Alphonse de Liguori le "Moraliste" de Dieu, le 23 novembre 2010
 
 
 
 
 

M. Robert Pérez, économe diocésain, a donné une conférence sur Alphonse de Liguori, le « moraliste » de Dieu, le mardi 23 novembre à 20 h 30 à la chapelle du Martrou à Agen

Présentation

Alphonse de Liguori naît près de Naples le 27 novembre 1696. Ses parents font partie de la haute noblesse napolitaine. Son père, don Joseph, sera Capitaine Général des Galères Royales : caractère violent, son fils le fera croître en sainteté. Sa mère, dona Anna, femme d’une grande piété lui inculquera le goût de la prière. Alphonse dira que s’il y avait en lui quelque chose de bon, c’est à elle qu’il le devait.

Après des études extrêmement brillantes, docteur en droit civil et en droit canonique à l’âge de seize ans, Alphonse se destine au barreau dont il devient vite un avocat très recherché. Le seul procès qu’il perd sera aussi le dernier où il plaidera. Dépité, il démissionne, se consacre à Marie et devient prêtre en 1726.

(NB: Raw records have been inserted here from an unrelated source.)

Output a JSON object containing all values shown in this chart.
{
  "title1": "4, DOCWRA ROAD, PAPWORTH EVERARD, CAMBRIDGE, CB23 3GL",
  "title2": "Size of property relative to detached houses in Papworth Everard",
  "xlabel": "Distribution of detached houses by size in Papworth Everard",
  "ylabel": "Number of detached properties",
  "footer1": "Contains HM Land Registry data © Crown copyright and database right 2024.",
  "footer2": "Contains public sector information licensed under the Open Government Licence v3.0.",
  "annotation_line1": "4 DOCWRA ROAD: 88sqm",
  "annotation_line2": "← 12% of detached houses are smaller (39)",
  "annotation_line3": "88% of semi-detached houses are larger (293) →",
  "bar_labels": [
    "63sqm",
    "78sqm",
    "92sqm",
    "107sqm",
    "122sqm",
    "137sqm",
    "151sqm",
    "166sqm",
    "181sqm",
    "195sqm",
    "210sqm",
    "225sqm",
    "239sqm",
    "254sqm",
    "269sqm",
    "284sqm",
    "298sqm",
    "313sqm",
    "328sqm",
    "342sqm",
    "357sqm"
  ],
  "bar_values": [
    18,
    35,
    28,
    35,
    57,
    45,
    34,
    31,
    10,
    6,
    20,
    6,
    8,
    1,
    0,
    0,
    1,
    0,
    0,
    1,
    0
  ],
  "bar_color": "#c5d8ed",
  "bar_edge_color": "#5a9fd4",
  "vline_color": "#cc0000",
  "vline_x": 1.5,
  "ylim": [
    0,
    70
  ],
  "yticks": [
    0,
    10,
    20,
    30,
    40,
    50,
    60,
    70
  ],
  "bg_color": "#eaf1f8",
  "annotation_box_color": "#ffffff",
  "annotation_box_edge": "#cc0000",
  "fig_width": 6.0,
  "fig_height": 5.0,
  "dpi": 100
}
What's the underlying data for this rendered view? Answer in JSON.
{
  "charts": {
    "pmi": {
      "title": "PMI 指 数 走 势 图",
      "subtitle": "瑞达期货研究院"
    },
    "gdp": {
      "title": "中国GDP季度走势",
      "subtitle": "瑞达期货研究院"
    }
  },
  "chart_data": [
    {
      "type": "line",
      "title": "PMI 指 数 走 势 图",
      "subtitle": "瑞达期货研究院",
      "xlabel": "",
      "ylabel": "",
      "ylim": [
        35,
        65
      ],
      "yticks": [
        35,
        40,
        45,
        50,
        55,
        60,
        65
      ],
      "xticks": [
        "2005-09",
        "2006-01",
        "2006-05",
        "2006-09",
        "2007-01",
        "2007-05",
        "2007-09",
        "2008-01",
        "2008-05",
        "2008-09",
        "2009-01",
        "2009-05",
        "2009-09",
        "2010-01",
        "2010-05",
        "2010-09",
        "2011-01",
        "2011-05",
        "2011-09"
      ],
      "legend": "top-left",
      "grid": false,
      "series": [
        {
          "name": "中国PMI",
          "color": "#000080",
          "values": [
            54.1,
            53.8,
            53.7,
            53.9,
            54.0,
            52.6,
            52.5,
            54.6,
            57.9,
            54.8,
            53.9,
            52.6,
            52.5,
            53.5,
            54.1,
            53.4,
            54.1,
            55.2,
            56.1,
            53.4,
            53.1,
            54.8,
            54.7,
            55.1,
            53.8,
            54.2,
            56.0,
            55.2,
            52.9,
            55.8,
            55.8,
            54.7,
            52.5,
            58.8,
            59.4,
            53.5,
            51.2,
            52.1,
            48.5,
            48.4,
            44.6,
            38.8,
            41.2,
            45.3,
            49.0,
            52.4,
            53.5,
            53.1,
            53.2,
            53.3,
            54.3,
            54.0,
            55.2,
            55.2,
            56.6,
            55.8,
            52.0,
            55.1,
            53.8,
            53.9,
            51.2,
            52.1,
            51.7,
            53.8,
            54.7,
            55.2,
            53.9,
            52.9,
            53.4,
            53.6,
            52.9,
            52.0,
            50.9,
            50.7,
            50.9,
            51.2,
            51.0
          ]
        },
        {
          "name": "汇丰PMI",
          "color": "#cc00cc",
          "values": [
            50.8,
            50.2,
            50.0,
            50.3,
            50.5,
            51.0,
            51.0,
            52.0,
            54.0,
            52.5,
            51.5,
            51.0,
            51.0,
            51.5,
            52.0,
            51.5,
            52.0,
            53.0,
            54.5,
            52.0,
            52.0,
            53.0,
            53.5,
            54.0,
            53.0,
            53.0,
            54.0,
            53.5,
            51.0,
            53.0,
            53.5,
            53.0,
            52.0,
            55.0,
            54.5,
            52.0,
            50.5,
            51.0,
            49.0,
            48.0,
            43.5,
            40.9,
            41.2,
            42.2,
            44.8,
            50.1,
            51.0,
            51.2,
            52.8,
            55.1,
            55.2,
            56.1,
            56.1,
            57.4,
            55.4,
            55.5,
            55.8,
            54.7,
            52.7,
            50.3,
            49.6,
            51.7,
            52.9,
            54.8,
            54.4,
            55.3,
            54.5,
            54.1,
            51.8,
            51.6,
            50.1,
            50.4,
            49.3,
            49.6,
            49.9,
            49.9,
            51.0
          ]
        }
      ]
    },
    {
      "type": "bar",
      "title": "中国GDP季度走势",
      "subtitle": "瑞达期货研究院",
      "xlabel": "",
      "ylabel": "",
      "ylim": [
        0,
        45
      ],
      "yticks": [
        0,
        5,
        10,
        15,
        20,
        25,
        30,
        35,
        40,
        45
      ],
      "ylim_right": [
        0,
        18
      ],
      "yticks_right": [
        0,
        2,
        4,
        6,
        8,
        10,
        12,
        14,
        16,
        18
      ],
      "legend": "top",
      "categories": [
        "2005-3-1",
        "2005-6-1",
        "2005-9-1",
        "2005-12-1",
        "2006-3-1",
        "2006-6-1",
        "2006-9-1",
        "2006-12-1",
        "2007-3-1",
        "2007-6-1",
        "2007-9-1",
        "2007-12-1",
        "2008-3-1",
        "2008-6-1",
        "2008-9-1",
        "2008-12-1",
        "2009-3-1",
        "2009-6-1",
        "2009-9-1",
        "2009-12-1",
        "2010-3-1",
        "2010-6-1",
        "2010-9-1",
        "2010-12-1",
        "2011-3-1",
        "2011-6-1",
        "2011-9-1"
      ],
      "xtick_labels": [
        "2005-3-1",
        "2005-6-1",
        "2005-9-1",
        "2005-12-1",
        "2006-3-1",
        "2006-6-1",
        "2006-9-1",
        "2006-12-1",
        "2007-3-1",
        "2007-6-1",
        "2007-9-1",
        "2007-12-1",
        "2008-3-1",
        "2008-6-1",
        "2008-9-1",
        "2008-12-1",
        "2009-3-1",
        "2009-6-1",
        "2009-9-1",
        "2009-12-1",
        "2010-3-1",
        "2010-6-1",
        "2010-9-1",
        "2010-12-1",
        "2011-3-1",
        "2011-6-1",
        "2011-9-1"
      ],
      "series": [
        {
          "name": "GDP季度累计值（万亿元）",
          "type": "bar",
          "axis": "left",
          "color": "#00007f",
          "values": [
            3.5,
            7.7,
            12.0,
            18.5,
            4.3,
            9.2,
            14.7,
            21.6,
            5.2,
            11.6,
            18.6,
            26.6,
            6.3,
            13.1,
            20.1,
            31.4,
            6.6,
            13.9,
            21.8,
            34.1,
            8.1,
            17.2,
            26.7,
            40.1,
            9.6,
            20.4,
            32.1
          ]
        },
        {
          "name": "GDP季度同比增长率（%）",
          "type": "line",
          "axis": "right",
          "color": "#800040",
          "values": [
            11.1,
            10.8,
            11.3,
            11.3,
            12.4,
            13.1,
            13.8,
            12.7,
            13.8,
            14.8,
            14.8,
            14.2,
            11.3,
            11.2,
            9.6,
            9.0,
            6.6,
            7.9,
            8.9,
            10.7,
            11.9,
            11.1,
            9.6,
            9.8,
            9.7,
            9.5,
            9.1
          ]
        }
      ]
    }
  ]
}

Alphonse décide de prêcher des missions dans le monde rural qu’il a eu l’occasion de découvrir et d’en constater la profonde déchristianisation. Dans ce but, avec un petit groupe d’amis, il fonde en 1732, la Congrégation du Très Saint Rédempteur.

Après de nombreuses difficultés tant à l’interne de la congrégation qu’à l’externe, pouvoir royal de Naples anti-romain, la congrégation multiplie ses missions et se répand dans tout le royaume. En 1742, Benoît XIV reconnaît la congrégation.

A son corps défendant, Alphonse est nommé évêque de Sainte-Agathe des Goths en 1762, il le sera jusqu’en 1775. Excellent évêque, il y gagnera le nom de « santo vescovo » (saint évêque). Relevé de sa charge à sa demande, pour raison de santé, Alphonse rejoint la maison mère des Rédemptoristes à Nocera dei Pagani, où il s’éteint le 1er août 1787.

Malgré un état physique que l’on peut qualifier de délabré, sans crainte d’exagération, Alphonse s’investit à fond dans la défense de sa congrégation contre les forces obscures et triomphantes du Siècle des Lumières. Il en eut beaucoup à souffrir. Il vécut également dans la douleur les attaques de ces mêmes forces anti-romaines contre le Pape, dont le point d’orgue fut la suppression des Jésuites en 1773.

Alphonse écrivit beaucoup, on compte cent-soixante ouvrages. Le plus célèbre, la « Théologie morale », connut un très grand succès. Ceci lui vaudra d’être proclamé Docteur de l’Église. La pratique des confesseurs en fut bouleversée, un vent de liberté souffla dans les confessionnaux trop marqués par le Jansénisme où tout était péché ou peu s’en fallait! La« Théologie morale » développait l’ « Équiprobabilisme » dont le fondement est qu’une loi incertaine ne peut imposer une obligation certaine. Elle mettait également de la distance avec le « Probabilisme » qui dérivait vers le laxisme.

Pie VII béatifia Alphonse en 1816, Grégoire XVI le canonisa en 1839, le Bx. Pie IX le proclama Docteur de l’Église en 1871 et en 1950 le Vénérable Pie XII le déclara Patron des moralistes et des confesseurs.

Alphonse est, après saint Janvier, le second patron de Naples.